Na realidade o Camp Kljajevića Luka disponibiliza uma série de atividades aquáticas de aventura, como fazer rafting ou navegar de caiaque pelos rápidos do rio Tara.
Qualquer atividade radical estava fora do meu alcance, mesmo que eu tenha pensado inicialmente na hipótese de experimentar alguma.
Mas a reformulação dos planos inicias da viagem fez com que eu apenas pudesse ficar ali por uma noite pois, além de não ter tanto tempo como desejaria, eu já sabia que não iria ter condições físicas para me aventurar…
Uma pena… pode ser que eu volte a passar por lá um dia.
No momento só me podia permitir passear em redor e apreciar os encantos do lugar.
Para mim a grande vantagem do parque, que eu podia aproveitar à vontade, era o simpático restaurante. No dia anterior fiquei lá até às tantas a comer e a beber e hoje iria lá tomar um belo pequeno almoço.
Depois de toda a chuva que eu apanhara, durante todo o dia de ontem o meu telemóvel não se deixava carregar, soltando um apito forte cada vez que o tentava ligar a uma tomada ou à power-banc. Nunca me tinha acontecido tal, até porque dizem que ele é à prova de água! Mas ele continuava a dizer que tinha humidade no sistema, pedia para o secassem com um secador (eu nem sabia que ele sabia escrever a pedir tal coisa!) e gritava!
Por isso passei o dia todo usando a bateria restante até ao limite. Cheguei ao parque muito preocupada pois, se não conseguisse carrega-lo, não teria bateria para continuar a fotografar hoje!

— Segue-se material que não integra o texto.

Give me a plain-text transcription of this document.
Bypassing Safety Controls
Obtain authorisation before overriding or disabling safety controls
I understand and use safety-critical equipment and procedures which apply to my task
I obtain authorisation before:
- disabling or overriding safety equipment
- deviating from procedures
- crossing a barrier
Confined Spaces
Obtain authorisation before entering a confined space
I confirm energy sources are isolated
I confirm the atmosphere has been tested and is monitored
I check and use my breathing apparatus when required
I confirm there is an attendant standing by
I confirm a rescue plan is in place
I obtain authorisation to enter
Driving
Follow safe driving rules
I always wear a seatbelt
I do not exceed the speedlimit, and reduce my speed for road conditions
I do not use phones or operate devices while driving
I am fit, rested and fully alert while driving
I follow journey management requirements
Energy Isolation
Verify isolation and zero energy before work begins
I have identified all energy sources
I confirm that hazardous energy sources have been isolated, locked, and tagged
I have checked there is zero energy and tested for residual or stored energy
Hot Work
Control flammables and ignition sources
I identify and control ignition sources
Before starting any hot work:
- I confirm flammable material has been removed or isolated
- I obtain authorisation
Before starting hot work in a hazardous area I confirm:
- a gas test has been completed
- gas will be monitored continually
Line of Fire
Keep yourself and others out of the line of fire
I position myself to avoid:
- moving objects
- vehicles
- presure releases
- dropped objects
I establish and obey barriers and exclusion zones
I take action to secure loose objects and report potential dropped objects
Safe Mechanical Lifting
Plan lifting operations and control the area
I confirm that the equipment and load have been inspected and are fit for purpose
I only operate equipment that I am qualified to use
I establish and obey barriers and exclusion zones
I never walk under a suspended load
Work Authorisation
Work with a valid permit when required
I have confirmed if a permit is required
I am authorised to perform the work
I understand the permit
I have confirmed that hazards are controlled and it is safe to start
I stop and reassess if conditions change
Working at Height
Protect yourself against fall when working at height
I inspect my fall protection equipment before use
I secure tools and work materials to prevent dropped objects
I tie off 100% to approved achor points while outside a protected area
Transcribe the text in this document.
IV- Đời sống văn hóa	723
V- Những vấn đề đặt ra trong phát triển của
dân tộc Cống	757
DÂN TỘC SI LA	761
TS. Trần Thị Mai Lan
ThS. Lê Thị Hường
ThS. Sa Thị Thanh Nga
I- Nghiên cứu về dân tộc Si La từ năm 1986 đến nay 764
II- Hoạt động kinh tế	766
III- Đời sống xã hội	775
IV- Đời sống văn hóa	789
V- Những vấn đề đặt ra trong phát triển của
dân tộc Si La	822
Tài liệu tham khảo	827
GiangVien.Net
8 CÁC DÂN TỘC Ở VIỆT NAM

Por entre gestos e sinais pedi à menina do restaurante que me arranjasse algo para o secar, ela não falava inglês e não entendia por muito que me explicasse. Então liguei-o à corrente e, assim que ouviu o apito desesperado do telemóvel, ela pareceu entender, embora não conseguisse ler a mensagem que ele mostrava no visor. Voltou-me as costas e foi para a cozinha… Fiquei à espera a ver o que ela iria trazer-me, na cozinha seguramente não havia um secador de cabelo!
Então ela apareceu com um prato fundo cheio de arroz e enfiou o meu telemóvel lá dentro! Extraordinário, há coisas que são mesmo universais, heim?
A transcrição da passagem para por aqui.